The panel found no question that the participants in the hospital’s internal review were all “professional review bodies” under the HCQIA definition of that term. Likewise, the revocation of plaintiff’s clinical privileges constituted a “professional review action.” Accordingly, “the federal immunity presumptively governs this case, so long as the hospital and its participants proceeded in a fair and reasonable manner and with a reasonable belief that the actions taken were in furtherance of quality health care and warranted by the facts.” Plaintiff did not rebut that presumption, or even create a genuine issue of material fact as to the fairness of the proceedings and the existence of a reasonable basis for the proceedings and the result so as to defeat summary judgment. Though the court did not have transcripts of the hospital review proceedings, Judge Sabatino found that not to be necessary in every case. Here, “the other documents provided to the court sufficiently establish that the physician was afforded a fair and reasonable opportunity to be heard, and show that the hospital’s ultimate decision was reasonably attained based upon factual determinations generated from those internal hearings.”

Plaintiff contended that the immunity was lost because the hospital had not told him that they had begun an investigation and had referred the matter to an outside reviewer, and because the revocation of his clinical privileges was more severe than the suspension that the hearing panel had recommended. Judge Sabatino found no merit in those arguments. As to the first point, he quoted a federal case that had stated that “nothing in the [HCQIA] requires that a physician be permitted to participate in the review of his [own patient’s] care.” As to the second argument, Judge Sabatino adopted an analogy cited by the Law Division: “attorney discipline cases, in which the Supreme Court sometimes imposes a harsher ultimate sanction on a licensee than that recommended by the Disciplinary Review Board.”

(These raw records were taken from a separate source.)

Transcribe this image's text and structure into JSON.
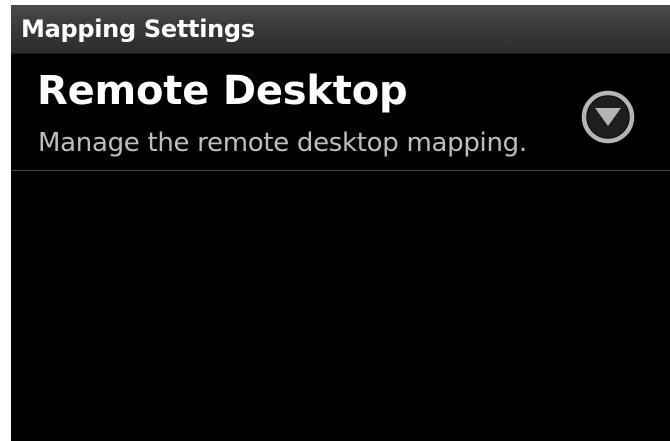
{
  "title_bar": {
    "title": "Mapping Settings"
  },
  "preference": {
    "title": "Remote Desktop",
    "summary": "Manage the remote desktop mapping.",
    "icon": "dropdown-arrow-circle-icon"
  },
  "colors": {
    "background": "#000000",
    "title_bar": "#3a3a3a",
    "title_text": "#ffffff",
    "summary_text": "#bdbdbd",
    "icon": "#b5b5b5",
    "divider": "#484848"
  }
}
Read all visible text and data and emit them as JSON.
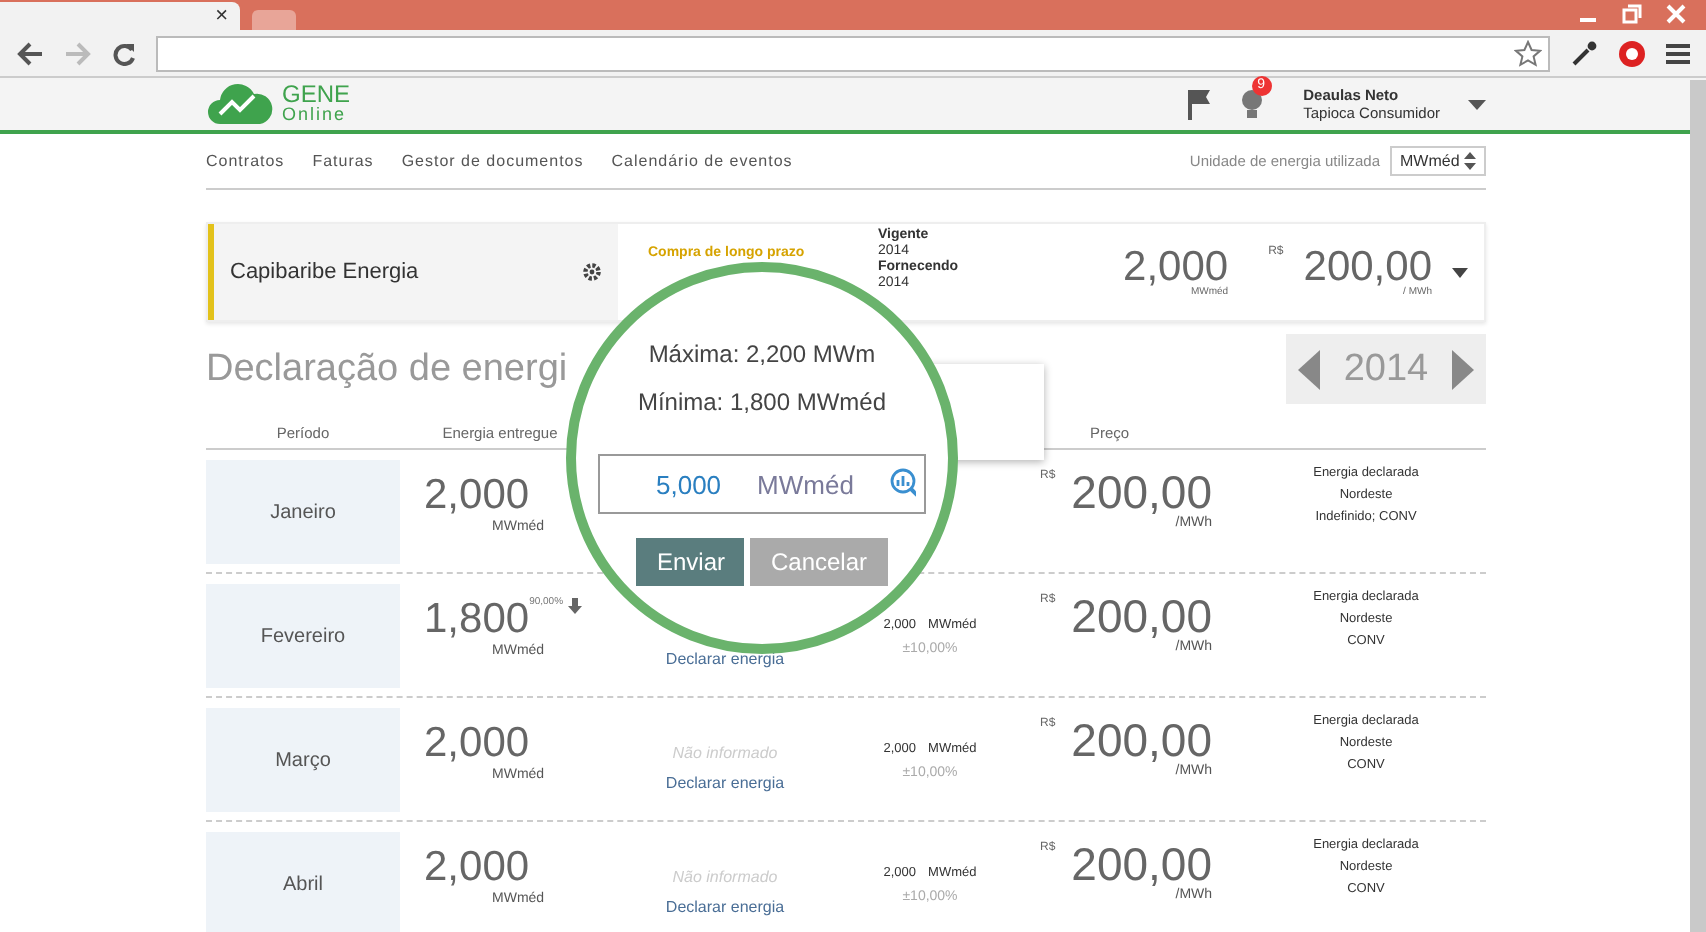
{
  "browser": {
    "tab_close": "×"
  },
  "header": {
    "logo_title": "GENE",
    "logo_subtitle": "Online",
    "notification_count": "9",
    "user_name": "Deaulas Neto",
    "user_role": "Tapioca Consumidor"
  },
  "nav": {
    "items": [
      "Contratos",
      "Faturas",
      "Gestor de documentos",
      "Calendário de eventos"
    ],
    "unit_label": "Unidade de energia utilizada",
    "unit_value": "MWméd"
  },
  "contract": {
    "name": "Capibaribe Energia",
    "type": "Compra de longo prazo",
    "periods": [
      {
        "label": "Vigente",
        "value": "2014"
      },
      {
        "label": "Fornecendo",
        "value": "2014"
      }
    ],
    "energy": "2,000",
    "energy_unit": "MWméd",
    "currency": "R$",
    "price": "200,00",
    "price_unit": "/ MWh"
  },
  "title": "Declaração de energi",
  "year": "2014",
  "columns": {
    "period": "Período",
    "delivered": "Energia entregue",
    "price": "Preço"
  },
  "rows": [
    {
      "month": "Janeiro",
      "delivered": "2,000",
      "delivered_unit": "MWméd",
      "currency": "R$",
      "price": "200,00",
      "price_unit": "/MWh",
      "status": "Energia declarada",
      "region": "Nordeste",
      "modality": "Indefinido; CONV"
    },
    {
      "month": "Fevereiro",
      "delivered": "1,800",
      "variation": "90,00%",
      "delivered_unit": "MWméd",
      "declare_link": "Declarar energia",
      "reference": "2,000",
      "reference_unit": "MWméd",
      "tolerance": "±10,00%",
      "currency": "R$",
      "price": "200,00",
      "price_unit": "/MWh",
      "status": "Energia declarada",
      "region": "Nordeste",
      "modality": "CONV"
    },
    {
      "month": "Março",
      "delivered": "2,000",
      "delivered_unit": "MWméd",
      "declared": "Não informado",
      "declare_link": "Declarar energia",
      "reference": "2,000",
      "reference_unit": "MWméd",
      "tolerance": "±10,00%",
      "currency": "R$",
      "price": "200,00",
      "price_unit": "/MWh",
      "status": "Energia declarada",
      "region": "Nordeste",
      "modality": "CONV"
    },
    {
      "month": "Abril",
      "delivered": "2,000",
      "delivered_unit": "MWméd",
      "declared": "Não informado",
      "declare_link": "Declarar energia",
      "reference": "2,000",
      "reference_unit": "MWméd",
      "tolerance": "±10,00%",
      "currency": "R$",
      "price": "200,00",
      "price_unit": "/MWh",
      "status": "Energia declarada",
      "region": "Nordeste",
      "modality": "CONV"
    }
  ],
  "magnifier": {
    "maximum": "Máxima: 2,200 MWm",
    "minimum": "Mínima: 1,800 MWméd",
    "value": "5,000",
    "unit": "MWméd",
    "buttons": [
      {
        "label": "Enviar",
        "kind": "primary"
      },
      {
        "label": "Cancelar",
        "kind": "secondary"
      }
    ]
  }
}
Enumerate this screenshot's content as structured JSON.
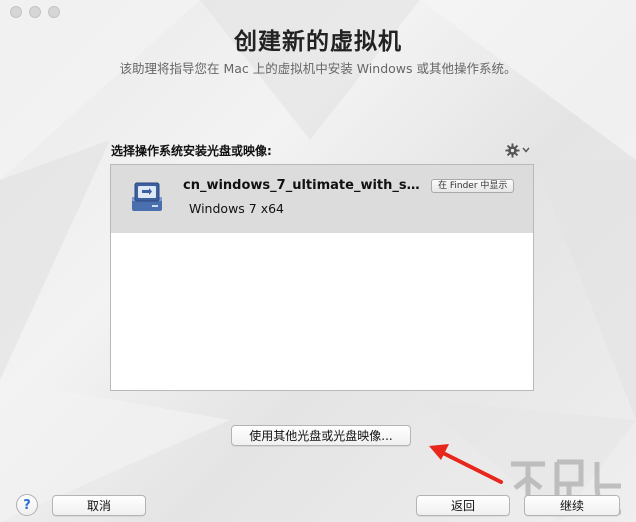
{
  "window": {
    "title": "创建新的虚拟机",
    "subtitle": "该助理将指导您在 Mac 上的虚拟机中安装 Windows 或其他操作系统。"
  },
  "source": {
    "label": "选择操作系统安装光盘或映像:",
    "items": [
      {
        "name": "cn_windows_7_ultimate_with_sp1_x...",
        "os": "Windows 7 x64",
        "finder_button": "在 Finder 中显示",
        "selected": true
      }
    ]
  },
  "buttons": {
    "other_disc": "使用其他光盘或光盘映像...",
    "help": "?",
    "cancel": "取消",
    "back": "返回",
    "continue": "继续"
  },
  "colors": {
    "selection": "#dcdcdc",
    "arrow": "#e8261c",
    "help_glyph": "#2b6fd6"
  },
  "icons": {
    "gear": "gear-icon",
    "disk": "disk-image-icon",
    "arrow": "red-arrow-annotation"
  }
}
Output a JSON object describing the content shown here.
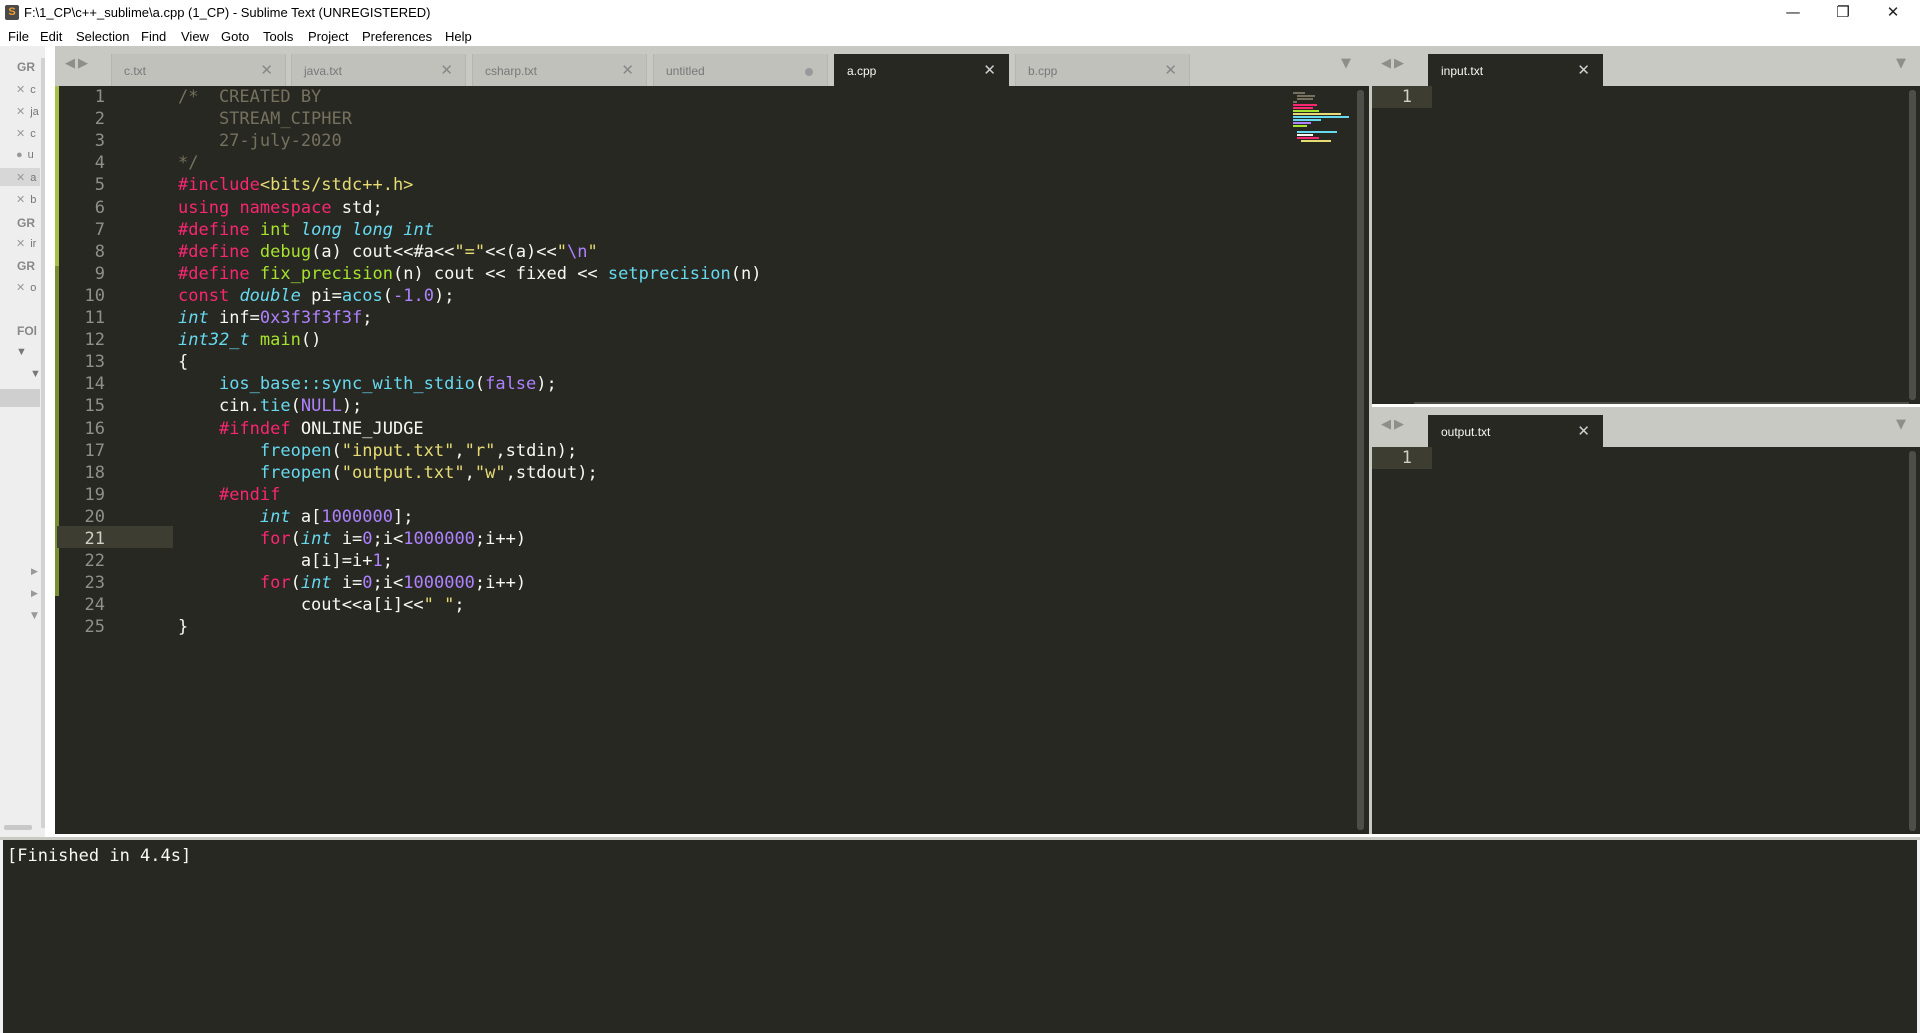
{
  "window": {
    "title": "F:\\1_CP\\c++_sublime\\a.cpp (1_CP) - Sublime Text (UNREGISTERED)",
    "minimize": "—",
    "restore": "❐",
    "close": "✕"
  },
  "menu": [
    "File",
    "Edit",
    "Selection",
    "Find",
    "View",
    "Goto",
    "Tools",
    "Project",
    "Preferences",
    "Help"
  ],
  "sidebar": {
    "group1": "GR",
    "files1": [
      "c",
      "ja",
      "c",
      "u",
      "a",
      "b"
    ],
    "group2": "GR",
    "files2": [
      "ir"
    ],
    "group3": "GR",
    "files3": [
      "o"
    ],
    "folders": "FOl"
  },
  "main_tabs": [
    {
      "label": "c.txt",
      "state": "close"
    },
    {
      "label": "java.txt",
      "state": "close"
    },
    {
      "label": "csharp.txt",
      "state": "close"
    },
    {
      "label": "untitled",
      "state": "dirty"
    },
    {
      "label": "a.cpp",
      "state": "close",
      "active": true
    },
    {
      "label": "b.cpp",
      "state": "close"
    }
  ],
  "tab_icons": {
    "close": "✕",
    "prev": "◀",
    "next": "▶",
    "dropdown": "▼"
  },
  "input_pane": {
    "tab": "input.txt",
    "line": "1"
  },
  "output_pane": {
    "tab": "output.txt",
    "line": "1"
  },
  "editor": {
    "current_line": 21,
    "line_numbers": [
      "1",
      "2",
      "3",
      "4",
      "5",
      "6",
      "7",
      "8",
      "9",
      "10",
      "11",
      "12",
      "13",
      "14",
      "15",
      "16",
      "17",
      "18",
      "19",
      "20",
      "21",
      "22",
      "23",
      "24",
      "25"
    ],
    "lines": [
      [
        [
          "c-comment",
          "/*  CREATED BY"
        ]
      ],
      [
        [
          "c-comment",
          "    STREAM_CIPHER"
        ]
      ],
      [
        [
          "c-comment",
          "    27-july-2020"
        ]
      ],
      [
        [
          "c-comment",
          "*/"
        ]
      ],
      [
        [
          "c-kw",
          "#include"
        ],
        [
          "c-str",
          "<bits/stdc++.h>"
        ]
      ],
      [
        [
          "c-kw",
          "using"
        ],
        [
          "c-plain",
          " "
        ],
        [
          "c-kw",
          "namespace"
        ],
        [
          "c-plain",
          " std;"
        ]
      ],
      [
        [
          "c-kw",
          "#define"
        ],
        [
          "c-plain",
          " "
        ],
        [
          "c-fn",
          "int"
        ],
        [
          "c-plain",
          " "
        ],
        [
          "c-type",
          "long long int"
        ]
      ],
      [
        [
          "c-kw",
          "#define"
        ],
        [
          "c-plain",
          " "
        ],
        [
          "c-fn",
          "debug"
        ],
        [
          "c-plain",
          "(a) cout<<#a<<"
        ],
        [
          "c-str",
          "\"=\""
        ],
        [
          "c-plain",
          "<<(a)<<"
        ],
        [
          "c-str",
          "\""
        ],
        [
          "c-num",
          "\\n"
        ],
        [
          "c-str",
          "\""
        ]
      ],
      [
        [
          "c-kw",
          "#define"
        ],
        [
          "c-plain",
          " "
        ],
        [
          "c-fn",
          "fix_precision"
        ],
        [
          "c-plain",
          "(n) cout << fixed << "
        ],
        [
          "c-sup",
          "setprecision"
        ],
        [
          "c-plain",
          "(n)"
        ]
      ],
      [
        [
          "c-kw",
          "const"
        ],
        [
          "c-plain",
          " "
        ],
        [
          "c-type",
          "double"
        ],
        [
          "c-plain",
          " pi="
        ],
        [
          "c-sup",
          "acos"
        ],
        [
          "c-plain",
          "("
        ],
        [
          "c-num",
          "-1.0"
        ],
        [
          "c-plain",
          ");"
        ]
      ],
      [
        [
          "c-type",
          "int"
        ],
        [
          "c-plain",
          " inf="
        ],
        [
          "c-num",
          "0x3f3f3f3f"
        ],
        [
          "c-plain",
          ";"
        ]
      ],
      [
        [
          "c-type",
          "int32_t"
        ],
        [
          "c-plain",
          " "
        ],
        [
          "c-fn",
          "main"
        ],
        [
          "c-plain",
          "()"
        ]
      ],
      [
        [
          "c-plain",
          "{"
        ]
      ],
      [
        [
          "c-plain",
          "    "
        ],
        [
          "c-sup",
          "ios_base::sync_with_stdio"
        ],
        [
          "c-plain",
          "("
        ],
        [
          "c-num",
          "false"
        ],
        [
          "c-plain",
          ");"
        ]
      ],
      [
        [
          "c-plain",
          "    cin."
        ],
        [
          "c-sup",
          "tie"
        ],
        [
          "c-plain",
          "("
        ],
        [
          "c-num",
          "NULL"
        ],
        [
          "c-plain",
          ");"
        ]
      ],
      [
        [
          "c-plain",
          "    "
        ],
        [
          "c-kw",
          "#ifndef"
        ],
        [
          "c-plain",
          " ONLINE_JUDGE"
        ]
      ],
      [
        [
          "c-plain",
          "        "
        ],
        [
          "c-sup",
          "freopen"
        ],
        [
          "c-plain",
          "("
        ],
        [
          "c-str",
          "\"input.txt\""
        ],
        [
          "c-plain",
          ","
        ],
        [
          "c-str",
          "\"r\""
        ],
        [
          "c-plain",
          ",stdin);"
        ]
      ],
      [
        [
          "c-plain",
          "        "
        ],
        [
          "c-sup",
          "freopen"
        ],
        [
          "c-plain",
          "("
        ],
        [
          "c-str",
          "\"output.txt\""
        ],
        [
          "c-plain",
          ","
        ],
        [
          "c-str",
          "\"w\""
        ],
        [
          "c-plain",
          ",stdout);"
        ]
      ],
      [
        [
          "c-plain",
          "    "
        ],
        [
          "c-kw",
          "#endif"
        ]
      ],
      [
        [
          "c-plain",
          "        "
        ],
        [
          "c-type",
          "int"
        ],
        [
          "c-plain",
          " a["
        ],
        [
          "c-num",
          "1000000"
        ],
        [
          "c-plain",
          "];"
        ]
      ],
      [
        [
          "c-plain",
          "        "
        ],
        [
          "c-kw",
          "for"
        ],
        [
          "c-plain",
          "("
        ],
        [
          "c-type",
          "int"
        ],
        [
          "c-plain",
          " i="
        ],
        [
          "c-num",
          "0"
        ],
        [
          "c-plain",
          ";i<"
        ],
        [
          "c-num",
          "1000000"
        ],
        [
          "c-plain",
          ";i++)"
        ]
      ],
      [
        [
          "c-plain",
          "            a[i]=i+"
        ],
        [
          "c-num",
          "1"
        ],
        [
          "c-plain",
          ";"
        ]
      ],
      [
        [
          "c-plain",
          "        "
        ],
        [
          "c-kw",
          "for"
        ],
        [
          "c-plain",
          "("
        ],
        [
          "c-type",
          "int"
        ],
        [
          "c-plain",
          " i="
        ],
        [
          "c-num",
          "0"
        ],
        [
          "c-plain",
          ";i<"
        ],
        [
          "c-num",
          "1000000"
        ],
        [
          "c-plain",
          ";i++)"
        ]
      ],
      [
        [
          "c-plain",
          "            cout<<a[i]<<"
        ],
        [
          "c-str",
          "\" \""
        ],
        [
          "c-plain",
          ";"
        ]
      ],
      [
        [
          "c-plain",
          "}"
        ]
      ]
    ]
  },
  "build_output": "[Finished in 4.4s]"
}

Finally, the panel concluded that the Law Division had not abused its discretion in disposing of the case before full discovery had been completed. Judge Sabatino declined “to adopt a per se rule that declaring that a plaintiff physician who has lost his clinical privileges is always entitled to depositions or other full-blown discovery in litigating HCQIA immunity issues.” He noted that while some federal cases had decided immunity issues on a summary judgment record, others had ruled at the motion to dismiss stage. Neither the HCQIA nor the New Jersey analog required full discovery. And full discovery might, in some cases, “dilut[e] the practical benefit of the immunity protection” by entangling defendants in lengthy and expensive pre-trial proceedings. Adopting a “case-specific” approach, the panel concluded that, in the circumstances here, where plaintiff had obtained paper dicovery and had learned much about the facts from the review panel’s hearings, it was not improper to rule on the immunity issue without allowing depositions.